Les standards du web en entreprise – Jérémie Patonnier

Et les standards du Web dans tout ça ?
Et les standards du Web dans tout ça ?

Cette conférence très concrète nous permet de comprendre en quoi les standards du web et la qualité ne sont pas (que) des lubies des développeurs-geeks-passionnés-et-intégristes mais bien des actions menées par les entreprises au service du chiffre et de la rentabilité.

Présentation

Une rapide présentation de BNP Paribas Personal Finance nous permet de comprendre qu’il s’agit d’un acteur majeur du crédit (à la consommation, immobilier et rachat de crédits). L’ampleur du business sur Internet est tel (un million de visiteurs uniques par mois, un milliard de chiffre d’affaire en 2007) qu’une équipe est dédiée à l’activité web.

Et les standards du web dans tout ça ?

L’objectif d’une telle entité est clair et identifié : la rentabilité (acquisition, taux de transformation, ROI)

De façon très pragmatique, les choix technologiques sont donc fait aussi en fonction du taux de pénétration.

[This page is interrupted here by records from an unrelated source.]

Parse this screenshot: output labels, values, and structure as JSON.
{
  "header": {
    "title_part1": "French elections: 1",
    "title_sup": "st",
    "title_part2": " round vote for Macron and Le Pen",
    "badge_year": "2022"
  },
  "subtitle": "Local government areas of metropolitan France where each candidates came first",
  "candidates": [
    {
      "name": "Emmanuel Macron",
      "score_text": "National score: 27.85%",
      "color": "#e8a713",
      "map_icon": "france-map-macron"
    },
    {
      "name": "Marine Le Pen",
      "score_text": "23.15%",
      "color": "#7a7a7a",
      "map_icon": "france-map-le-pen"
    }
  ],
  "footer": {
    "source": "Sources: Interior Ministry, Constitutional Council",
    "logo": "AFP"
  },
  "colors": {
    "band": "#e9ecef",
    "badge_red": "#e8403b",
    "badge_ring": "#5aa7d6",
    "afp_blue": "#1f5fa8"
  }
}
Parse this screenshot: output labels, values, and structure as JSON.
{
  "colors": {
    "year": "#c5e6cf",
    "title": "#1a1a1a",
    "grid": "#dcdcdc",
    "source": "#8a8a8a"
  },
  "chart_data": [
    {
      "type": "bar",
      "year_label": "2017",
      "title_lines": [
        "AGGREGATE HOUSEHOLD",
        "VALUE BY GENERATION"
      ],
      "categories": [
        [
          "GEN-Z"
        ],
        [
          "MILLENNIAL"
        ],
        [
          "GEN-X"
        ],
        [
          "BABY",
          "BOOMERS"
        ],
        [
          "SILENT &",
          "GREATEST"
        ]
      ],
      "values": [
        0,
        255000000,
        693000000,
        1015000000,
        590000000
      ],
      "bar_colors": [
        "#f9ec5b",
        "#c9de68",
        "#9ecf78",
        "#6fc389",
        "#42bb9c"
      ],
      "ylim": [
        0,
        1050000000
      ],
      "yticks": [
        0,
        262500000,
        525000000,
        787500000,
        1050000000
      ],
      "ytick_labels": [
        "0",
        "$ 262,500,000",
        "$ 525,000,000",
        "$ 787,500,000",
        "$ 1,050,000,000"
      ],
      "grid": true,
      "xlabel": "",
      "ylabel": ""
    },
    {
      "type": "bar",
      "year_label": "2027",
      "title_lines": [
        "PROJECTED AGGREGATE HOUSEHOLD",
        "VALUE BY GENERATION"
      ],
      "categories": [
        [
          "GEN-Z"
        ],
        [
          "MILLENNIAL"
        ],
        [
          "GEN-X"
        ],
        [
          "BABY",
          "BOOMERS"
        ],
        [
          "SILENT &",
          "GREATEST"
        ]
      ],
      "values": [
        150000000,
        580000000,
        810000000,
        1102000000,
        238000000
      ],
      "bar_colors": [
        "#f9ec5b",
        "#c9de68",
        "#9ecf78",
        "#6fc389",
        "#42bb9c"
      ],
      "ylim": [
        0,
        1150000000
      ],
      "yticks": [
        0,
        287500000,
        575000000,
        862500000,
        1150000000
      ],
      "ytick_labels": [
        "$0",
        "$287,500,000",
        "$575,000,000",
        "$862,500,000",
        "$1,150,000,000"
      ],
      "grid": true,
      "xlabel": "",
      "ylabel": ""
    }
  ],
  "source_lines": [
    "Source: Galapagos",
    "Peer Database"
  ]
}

HTML est utilisé à 100% (à la différence de technologies tentantes parce que plus « sexy »).
Si l’on se penche ensuite sur l’équipement des visiteurs de Personal Finance, on constate une forte pénétration de Window et environ 2% de Mac – pour les systèmes d’exploitation – et une forte pénétration de Internet Explorer (75%), Firefox (20%) et environ 2% pour Safari – côté navigateurs.

La conversion est simple : à un million de visiteurs par mois, 2% représentent environ 20 000 visiteurs.
L’entité e-Business d’une entreprise telle que BNP Paribas Personal Finance ne peut donc pas pas se permettre de « laisser de côté » les configurations plus rares. Utiliser les standards est le meilleur garant pour s’affranchir en grande partie des problèmes de configuration.

Cela prend également le relai des exigences en visibilité : référencement naturel, e-mailing et contraintes juridiques (accessibilité).

Bon, les standards du web ok. Mais qui et comment ?

Les équipes concernées sont toutes celles qui interviennent sur la conception et la réalisation de pages et applications web : marketing, commerciale, agence de communication, agence web, DSI et, dans le cas de BNP PF, une équipe dédiée interne de développement web.

Chaque intervenant joue un rôle vis-à-vis des standards en fonction de son périmètre : conception, webmastering, référencement, contraintes juridiques, etc.

Les standards du web sont intégrés au projet via l’intégration, bien-sûr, mais aussi la rédaction de cahiers des charges, l’audit, le suivi de la qualité ou via la formation des différents intervenants.

Au delà des standards : la qualité

Aller plus loin c’est intégrer la qualité au cœur des développements et de la maintenance. Elle va permettre d’assurer la pérennité d’indicateurs, d’élargir au maximum le public touché, de simplifier maintenance et interopérabilité.

Néanmoins, il ne faut pas se laisser égarer par le fait que la qualité est une notion subjective. On doit au contraire se baser sur les règles de développement web :

  • standards du web
  • accessibilité
  • bonnes pratiques de développement

Enfin, il faut s’assurer que ces règles sont suivies.

Pour mettre en place un suivi de la qualité, il va falloir dédier du temps et des ressources  au suivi de la qualité. A travers documentations et formations, sensibiliser les intervenants à l’accessibilité, à l’enrichissement progressif.

Un outil de suivi de la qualité est fait pour accompagner ce chantier itératif.

Enfin, une fois ces leviers mis en place, des pistes sont toujours possibles pour aller plus loin : améliorer sa performance, monter les équipes en compétences, industrialiser les développements…

Une fois qu’on s’est dit tout ça, qu’est-ce qu’il reste ?

Les standards du web mis en place vont donc permettre d’augmenter le chiffre d’affaire potentiel en élargissant la base client. De plus, le fait de garantir l’accessibilité aux applications – et notamment aux formulaires de demande – augmente le taux de transformation.
Des modes de conception et de développement normalisés entre les différents intervenants abaissent les couts. Enfin, cette baisse des couts se ressent également au niveau de la maintenance et de l’interopérabilité.